When we're tasked with finding the area between two curves, the first step is to determine where these curves intersect. This helps us set the boundaries for our calculation. In this exercise, we have one curve as a parabola and the other as a straight line.
To find intersection points, we set the equations equal to each other:

• For the parabola, use: \( f(x) = x^2 - 7x + 20 \)
• For the line, use: \( g(x) = 2x + 6 \)
• Set them equal: \( x^2 - 7x + 20 = 2x + 6 \)

Rearranging gives a quadratic equation: \( x^2 - 9x + 14 = 0 \).
Solving this equation using the quadratic formula, we find that the roots of the equation — which are also the intersection points — are \( x = 2 \) and \( x = 7 \). These points define the segment over which we will integrate to find the area.

The definite integral is a mathematical tool used to calculate the exact area under a curve between two points, in this case, between our intersection points. To find the area between our two curves, we integrate the difference of the functions over the interval from \( x = 2 \) to \( x = 7 \).
Here's how it's set up:

• Difference of functions: \( (2x + 6) - (x^2 - 7x + 20) \)
• Simplified: \( -x^2 + 9x - 14 \)
• Set up the integral: \( \int_{2}^{7} (-x^2 + 9x - 14) \, dx \)

This integral represents the total area between the curves from \( x = 2 \) to \( x = 7 \).
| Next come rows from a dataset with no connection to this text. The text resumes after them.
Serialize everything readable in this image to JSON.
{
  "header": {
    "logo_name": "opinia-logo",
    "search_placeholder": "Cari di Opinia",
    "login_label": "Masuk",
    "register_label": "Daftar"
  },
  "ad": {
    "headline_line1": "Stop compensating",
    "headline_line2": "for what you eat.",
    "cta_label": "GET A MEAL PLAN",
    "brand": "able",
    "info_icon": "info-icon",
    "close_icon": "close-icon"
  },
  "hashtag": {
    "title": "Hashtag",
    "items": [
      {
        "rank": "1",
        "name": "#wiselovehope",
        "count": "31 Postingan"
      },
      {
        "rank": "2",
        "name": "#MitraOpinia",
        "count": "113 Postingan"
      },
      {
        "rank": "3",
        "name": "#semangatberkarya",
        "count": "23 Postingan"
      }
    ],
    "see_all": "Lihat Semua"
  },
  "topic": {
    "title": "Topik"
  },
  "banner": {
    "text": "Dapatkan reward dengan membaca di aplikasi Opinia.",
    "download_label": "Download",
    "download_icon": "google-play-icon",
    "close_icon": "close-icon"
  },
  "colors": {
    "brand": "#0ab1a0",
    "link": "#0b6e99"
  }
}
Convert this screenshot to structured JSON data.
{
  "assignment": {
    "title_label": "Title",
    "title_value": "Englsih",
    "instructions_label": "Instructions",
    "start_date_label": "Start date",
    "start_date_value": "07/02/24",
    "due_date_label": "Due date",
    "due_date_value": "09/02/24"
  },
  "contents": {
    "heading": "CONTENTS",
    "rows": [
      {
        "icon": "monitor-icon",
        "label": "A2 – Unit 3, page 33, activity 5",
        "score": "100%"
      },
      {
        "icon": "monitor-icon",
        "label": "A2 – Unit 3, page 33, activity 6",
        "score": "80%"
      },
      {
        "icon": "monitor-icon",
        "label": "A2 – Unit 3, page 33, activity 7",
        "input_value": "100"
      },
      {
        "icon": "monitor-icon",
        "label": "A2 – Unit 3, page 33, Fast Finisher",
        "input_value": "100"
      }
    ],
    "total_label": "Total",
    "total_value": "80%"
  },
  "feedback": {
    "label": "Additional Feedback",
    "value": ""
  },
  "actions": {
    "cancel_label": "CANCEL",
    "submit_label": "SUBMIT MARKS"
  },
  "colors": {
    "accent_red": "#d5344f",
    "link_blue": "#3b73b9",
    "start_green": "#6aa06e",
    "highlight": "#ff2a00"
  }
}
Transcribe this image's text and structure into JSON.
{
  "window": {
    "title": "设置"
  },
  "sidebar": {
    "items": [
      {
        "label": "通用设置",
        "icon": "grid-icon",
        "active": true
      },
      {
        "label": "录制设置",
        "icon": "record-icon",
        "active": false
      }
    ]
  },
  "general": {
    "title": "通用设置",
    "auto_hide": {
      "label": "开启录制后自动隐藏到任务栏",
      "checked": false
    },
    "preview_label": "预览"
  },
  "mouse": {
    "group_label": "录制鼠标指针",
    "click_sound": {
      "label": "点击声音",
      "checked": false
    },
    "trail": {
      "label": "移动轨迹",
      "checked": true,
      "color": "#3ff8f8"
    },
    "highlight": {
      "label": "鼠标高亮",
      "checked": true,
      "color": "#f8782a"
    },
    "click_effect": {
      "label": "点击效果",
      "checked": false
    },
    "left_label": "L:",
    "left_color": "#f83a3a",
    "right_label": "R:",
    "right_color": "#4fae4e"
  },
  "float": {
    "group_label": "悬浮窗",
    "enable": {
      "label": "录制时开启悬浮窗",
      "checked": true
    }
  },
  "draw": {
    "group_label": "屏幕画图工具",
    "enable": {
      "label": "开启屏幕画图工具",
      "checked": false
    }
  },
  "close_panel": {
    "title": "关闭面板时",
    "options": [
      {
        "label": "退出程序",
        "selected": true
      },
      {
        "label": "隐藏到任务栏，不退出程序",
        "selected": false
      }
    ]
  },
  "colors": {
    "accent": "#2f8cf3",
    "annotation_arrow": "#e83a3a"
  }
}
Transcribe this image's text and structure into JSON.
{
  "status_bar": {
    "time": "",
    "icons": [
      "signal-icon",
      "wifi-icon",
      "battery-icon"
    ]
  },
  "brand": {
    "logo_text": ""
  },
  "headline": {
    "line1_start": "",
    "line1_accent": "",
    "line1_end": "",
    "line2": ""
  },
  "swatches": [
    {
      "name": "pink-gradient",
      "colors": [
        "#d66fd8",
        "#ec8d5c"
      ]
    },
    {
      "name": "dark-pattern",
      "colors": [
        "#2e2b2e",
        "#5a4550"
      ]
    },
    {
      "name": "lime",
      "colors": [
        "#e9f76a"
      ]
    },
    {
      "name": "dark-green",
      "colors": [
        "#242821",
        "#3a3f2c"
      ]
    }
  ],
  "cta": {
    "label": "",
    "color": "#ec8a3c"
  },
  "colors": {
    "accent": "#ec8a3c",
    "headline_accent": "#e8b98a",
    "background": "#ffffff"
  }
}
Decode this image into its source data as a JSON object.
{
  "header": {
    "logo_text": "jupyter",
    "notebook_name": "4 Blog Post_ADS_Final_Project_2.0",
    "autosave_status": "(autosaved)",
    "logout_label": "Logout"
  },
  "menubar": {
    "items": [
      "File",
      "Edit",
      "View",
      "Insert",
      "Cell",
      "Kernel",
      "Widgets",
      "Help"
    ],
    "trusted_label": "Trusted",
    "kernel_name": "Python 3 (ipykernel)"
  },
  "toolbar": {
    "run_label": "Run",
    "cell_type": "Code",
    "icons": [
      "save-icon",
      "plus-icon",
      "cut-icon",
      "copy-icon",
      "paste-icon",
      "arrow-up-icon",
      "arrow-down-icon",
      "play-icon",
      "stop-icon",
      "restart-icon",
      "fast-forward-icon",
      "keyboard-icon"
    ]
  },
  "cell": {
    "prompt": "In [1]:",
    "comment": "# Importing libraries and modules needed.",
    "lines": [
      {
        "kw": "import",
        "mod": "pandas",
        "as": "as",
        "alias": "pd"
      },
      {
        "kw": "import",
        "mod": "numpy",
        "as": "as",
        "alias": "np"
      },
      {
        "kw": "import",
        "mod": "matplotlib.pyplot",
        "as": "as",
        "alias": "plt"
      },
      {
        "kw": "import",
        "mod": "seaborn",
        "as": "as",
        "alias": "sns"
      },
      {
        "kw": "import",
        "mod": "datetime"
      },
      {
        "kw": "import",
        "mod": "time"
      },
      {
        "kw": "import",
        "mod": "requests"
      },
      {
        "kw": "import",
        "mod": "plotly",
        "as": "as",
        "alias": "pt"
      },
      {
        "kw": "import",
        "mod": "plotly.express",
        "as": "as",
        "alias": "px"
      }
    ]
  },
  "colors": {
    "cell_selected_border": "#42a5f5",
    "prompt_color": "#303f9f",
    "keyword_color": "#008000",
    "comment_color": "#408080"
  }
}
It's like summing up tiny slices of area from one point to another, ensuring all parts are accounted for, to get a precise measurement.

In the context of this problem, a quadratic equation helps us find where the curves intersect, which is pivotal to determining the area between curves.
A quadratic equation generally has the form \( ax^2 + bx + c = 0 \). In our calculation for intersection points, the equation becomes \( x^2 - 9x + 14 = 0 \).
To solve it, the quadratic formula \( x = \frac{-b \pm \sqrt{b^2 - 4ac}}{2a} \) is used. Here:

• \( a = 1 \)
• \( b = -9 \)
• \( c = 14 \)

By substituting these values into the formula,

• \( b^2 - 4ac = 81 - 56 = 25 \)
• This gives us roots: \( x = \frac{9 \pm 5}{2} \) which simplifies to \( x = 7 \) and \( x = 2 \)

Solving quadratic equations efficiently can unravel key features like roots or intersection points, integral for many calculus problems like finding areas between curves.